Installatie overdrukventiel
Overdrukventielen werken het best stroomafwaarts van hogedrukzones in een systeem. Een veel voorkomende toepassing is de installatie van een overdrukventiel bij de uitlaat van een pomp. Lees onze gids over het installeren van overdrukventielen en veiligheidsventielen voor meer informatie.
FAQs
Vermindert een overdrukventiel de doorstroming?
Ja, maar dat gebeurt alleen als de druk hoger is dan de ingestelde druk. Tijdens de normale werking mag de druk het ingestelde niveau niet overschrijden en blijft de overdrukventiel gesloten.
Waarop moet u letten bij de keuze van een overdrukventiel?
Maximaal debiet, maximale druk en de aard van het medium. Corrosieve media kunnen andere afdichtingen, membraan of behuizing vereisen. Zorg ervoor dat de klep de vereiste goedkeuringen voor uw toepassing heeft.

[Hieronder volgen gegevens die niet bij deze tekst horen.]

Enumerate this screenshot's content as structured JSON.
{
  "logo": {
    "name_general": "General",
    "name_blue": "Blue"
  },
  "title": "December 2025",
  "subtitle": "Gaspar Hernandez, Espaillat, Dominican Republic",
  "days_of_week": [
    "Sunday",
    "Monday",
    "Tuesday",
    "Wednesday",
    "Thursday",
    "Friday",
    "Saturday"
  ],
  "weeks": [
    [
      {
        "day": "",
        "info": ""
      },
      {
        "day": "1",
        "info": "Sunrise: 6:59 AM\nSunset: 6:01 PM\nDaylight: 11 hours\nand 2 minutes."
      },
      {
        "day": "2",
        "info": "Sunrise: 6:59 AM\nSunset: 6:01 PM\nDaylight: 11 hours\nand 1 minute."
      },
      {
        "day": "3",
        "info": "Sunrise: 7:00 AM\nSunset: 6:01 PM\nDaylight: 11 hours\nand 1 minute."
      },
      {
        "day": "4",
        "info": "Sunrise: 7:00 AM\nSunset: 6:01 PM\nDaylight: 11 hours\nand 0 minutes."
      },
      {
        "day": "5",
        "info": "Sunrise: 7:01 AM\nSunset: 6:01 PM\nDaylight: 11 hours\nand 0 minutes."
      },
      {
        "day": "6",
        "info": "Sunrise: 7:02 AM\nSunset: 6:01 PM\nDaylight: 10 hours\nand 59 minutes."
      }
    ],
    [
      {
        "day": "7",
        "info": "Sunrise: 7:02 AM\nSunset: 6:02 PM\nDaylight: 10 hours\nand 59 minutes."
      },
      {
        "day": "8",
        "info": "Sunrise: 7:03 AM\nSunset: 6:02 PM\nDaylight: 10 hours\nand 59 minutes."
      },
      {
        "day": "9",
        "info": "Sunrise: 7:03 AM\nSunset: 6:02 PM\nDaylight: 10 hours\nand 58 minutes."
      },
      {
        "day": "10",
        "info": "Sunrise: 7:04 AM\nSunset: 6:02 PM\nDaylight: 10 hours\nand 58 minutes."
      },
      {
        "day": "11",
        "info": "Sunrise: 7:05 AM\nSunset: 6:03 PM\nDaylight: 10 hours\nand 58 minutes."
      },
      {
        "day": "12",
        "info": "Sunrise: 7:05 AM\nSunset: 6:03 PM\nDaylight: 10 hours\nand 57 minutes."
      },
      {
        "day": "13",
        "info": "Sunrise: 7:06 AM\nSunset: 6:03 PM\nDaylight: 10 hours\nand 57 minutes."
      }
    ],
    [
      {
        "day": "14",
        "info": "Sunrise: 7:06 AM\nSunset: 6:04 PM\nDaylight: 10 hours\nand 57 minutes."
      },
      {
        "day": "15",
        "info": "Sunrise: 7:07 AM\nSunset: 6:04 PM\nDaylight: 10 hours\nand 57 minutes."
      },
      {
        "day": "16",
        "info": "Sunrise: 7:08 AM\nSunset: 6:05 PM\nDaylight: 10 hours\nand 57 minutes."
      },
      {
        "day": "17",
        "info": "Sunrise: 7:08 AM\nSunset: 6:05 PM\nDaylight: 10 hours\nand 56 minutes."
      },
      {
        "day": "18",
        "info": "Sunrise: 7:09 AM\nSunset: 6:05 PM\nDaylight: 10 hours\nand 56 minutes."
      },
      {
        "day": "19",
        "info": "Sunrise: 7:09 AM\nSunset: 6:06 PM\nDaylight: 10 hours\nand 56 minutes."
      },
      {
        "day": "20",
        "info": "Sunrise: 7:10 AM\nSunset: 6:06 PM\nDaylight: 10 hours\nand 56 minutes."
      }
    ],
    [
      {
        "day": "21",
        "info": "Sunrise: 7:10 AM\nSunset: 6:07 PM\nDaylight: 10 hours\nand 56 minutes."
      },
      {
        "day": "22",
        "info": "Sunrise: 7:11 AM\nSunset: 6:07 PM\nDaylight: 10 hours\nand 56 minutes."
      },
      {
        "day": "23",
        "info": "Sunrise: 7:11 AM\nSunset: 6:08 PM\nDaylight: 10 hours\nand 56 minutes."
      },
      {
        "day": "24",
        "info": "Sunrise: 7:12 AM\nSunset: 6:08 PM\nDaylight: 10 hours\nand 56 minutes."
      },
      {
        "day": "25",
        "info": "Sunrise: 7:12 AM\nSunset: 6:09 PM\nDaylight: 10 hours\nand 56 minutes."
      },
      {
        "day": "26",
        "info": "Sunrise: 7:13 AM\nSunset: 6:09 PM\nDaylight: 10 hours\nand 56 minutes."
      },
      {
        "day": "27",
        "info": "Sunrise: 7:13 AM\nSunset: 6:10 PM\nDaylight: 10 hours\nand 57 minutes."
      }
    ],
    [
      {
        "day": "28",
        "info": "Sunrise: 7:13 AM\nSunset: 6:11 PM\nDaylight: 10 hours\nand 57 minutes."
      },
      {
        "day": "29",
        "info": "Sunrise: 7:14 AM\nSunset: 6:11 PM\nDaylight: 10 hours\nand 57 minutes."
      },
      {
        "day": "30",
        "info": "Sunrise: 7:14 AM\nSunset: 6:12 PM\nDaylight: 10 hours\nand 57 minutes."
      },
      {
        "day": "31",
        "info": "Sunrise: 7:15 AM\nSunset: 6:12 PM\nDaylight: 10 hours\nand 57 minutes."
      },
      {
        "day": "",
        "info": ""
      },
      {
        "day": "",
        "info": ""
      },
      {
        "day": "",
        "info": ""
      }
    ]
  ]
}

Kunnen overdrukventielen waterslag voorkomen?
Ja - bepaalde modellen wel. Om waterslag volledig te vermijden, moet een specifiek model worden gebruikt dat geschikt is voor zowel het hoge debiet als de hoge drukverschillen die bij waterslag voorkomen.
Zijn er nadelen verbonden aan het gebruik van overdruk-/overloopkleppen in een bypass?
Het grootste nadeel is het verlies aan energie. Alles wat door de klep wordt gepompt, wordt per definitie niet stroomafwaarts gebruikt. Voor korte periodes is dit meestal geen probleem.